Class: Aves
Order: Various
Family: Various

There are many different species of birds that live in the ecosystem defined by the freshwater systems of Minnesota and depend on the ecosystem to be healthy and vibrant.  Some of the birds you may have seen in your species research are carnivorous, meaning they hunt fish and other small animals that live in and around the water's edge. Other species are herbivores and depend on the grasses and other plant life that grow in and along banks.

Trickster med

What are essential needs for your species?

Life Cycle

All bird species start their life when they hatch from an egg. These eggs are almost always laid by the mother in a nest that protects the young from predators and the elements. Depending on the species, one or both parents will incubate the eggs until they hatch.
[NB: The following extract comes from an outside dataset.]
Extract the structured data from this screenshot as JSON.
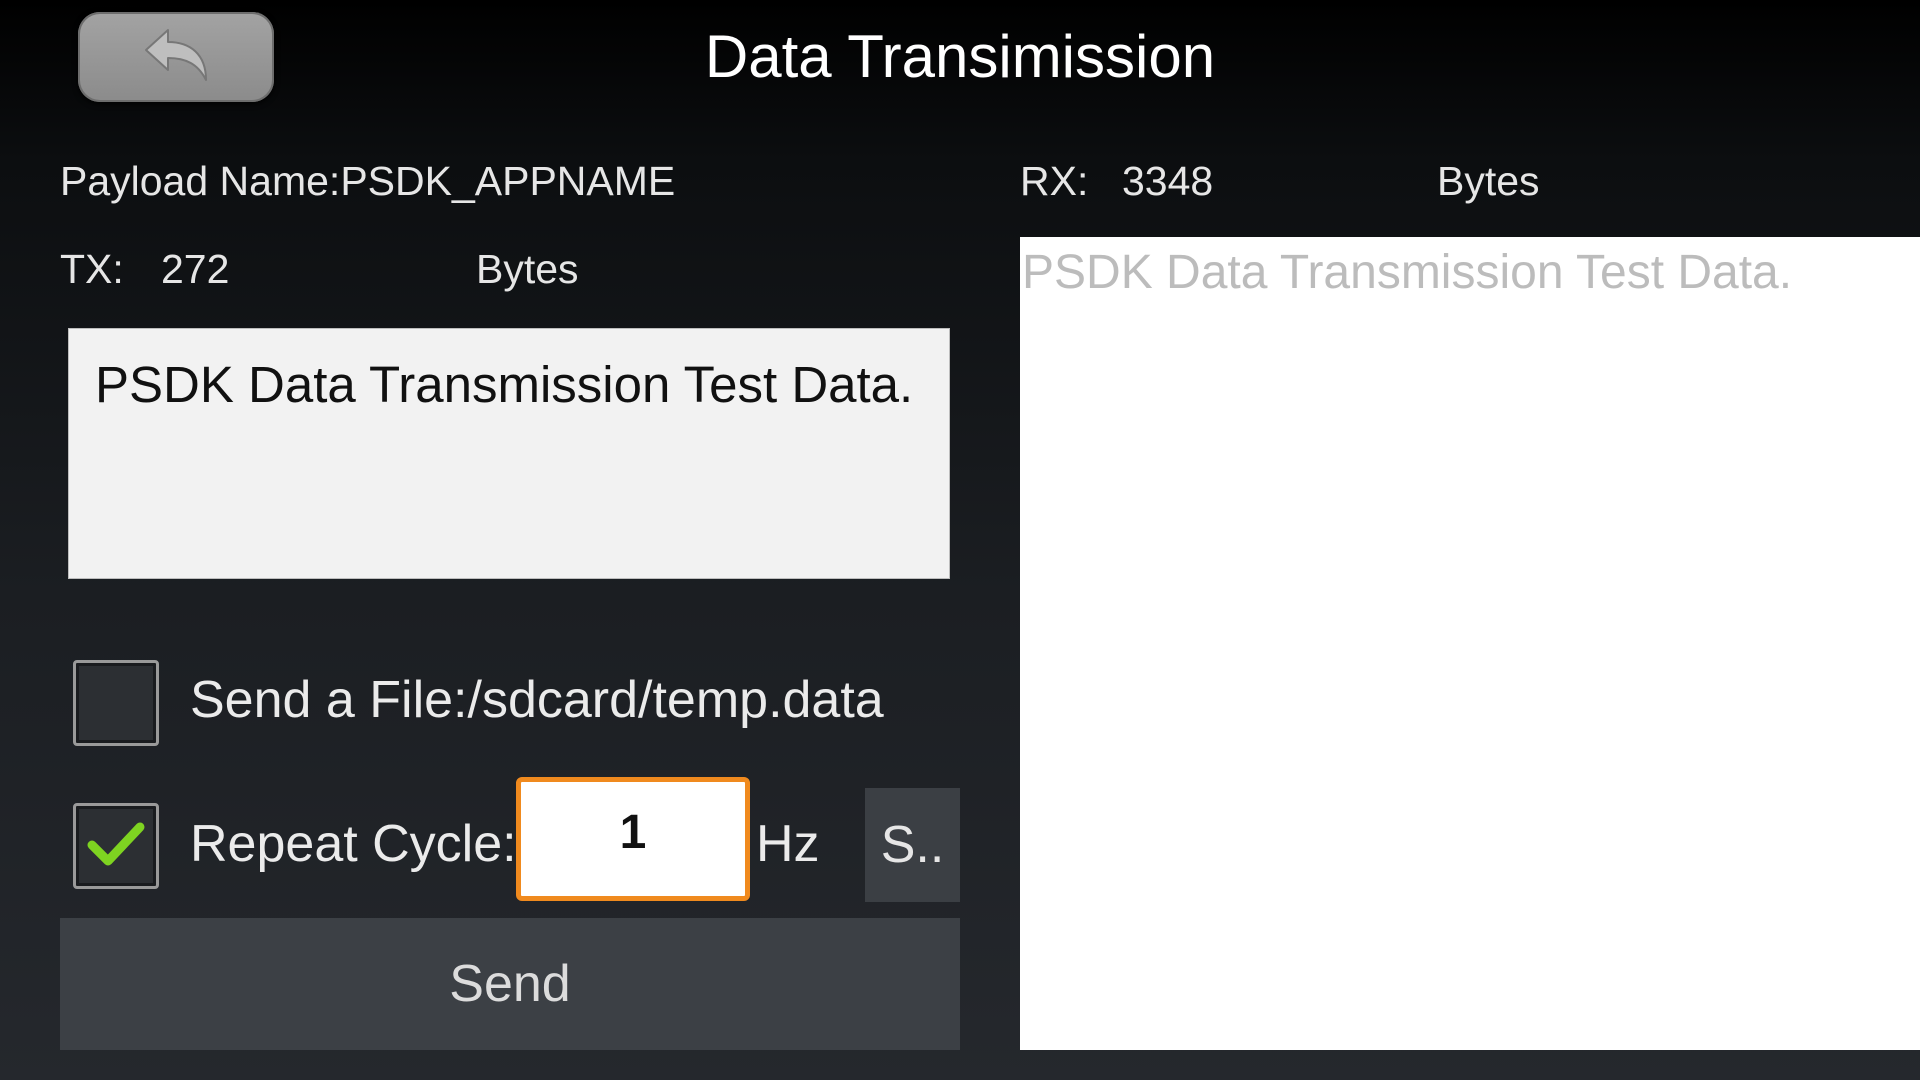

Juvenile birds are covered in soft down instead of feathers and cannot fly. This makes them vulnerable to predators and incapable of feeding themselves. Eventually, these young birds lose their down and sprout feathers, which they need for flight. They may take weeks or months to learn to fly.


Energy Web

Birds can be carnivores (eat meat) or herbivores (eat plants). Many of the bird species that need help on the rivers and lakes of Minnesota are birds of prey - they hunt small fish and other animals to survive. The Bald Eagle, Loon, and Great Blue Heron are all examples of these birds.

Other species, such as the Trumpeter Swan, rely on submerged grasses and other water-based plants for their nutrients.


Are your species' needs being met?

You should have a pretty good idea of what your species needs in its environment to be healthy and vibrant. Do you know if your watershed is healthy for your species?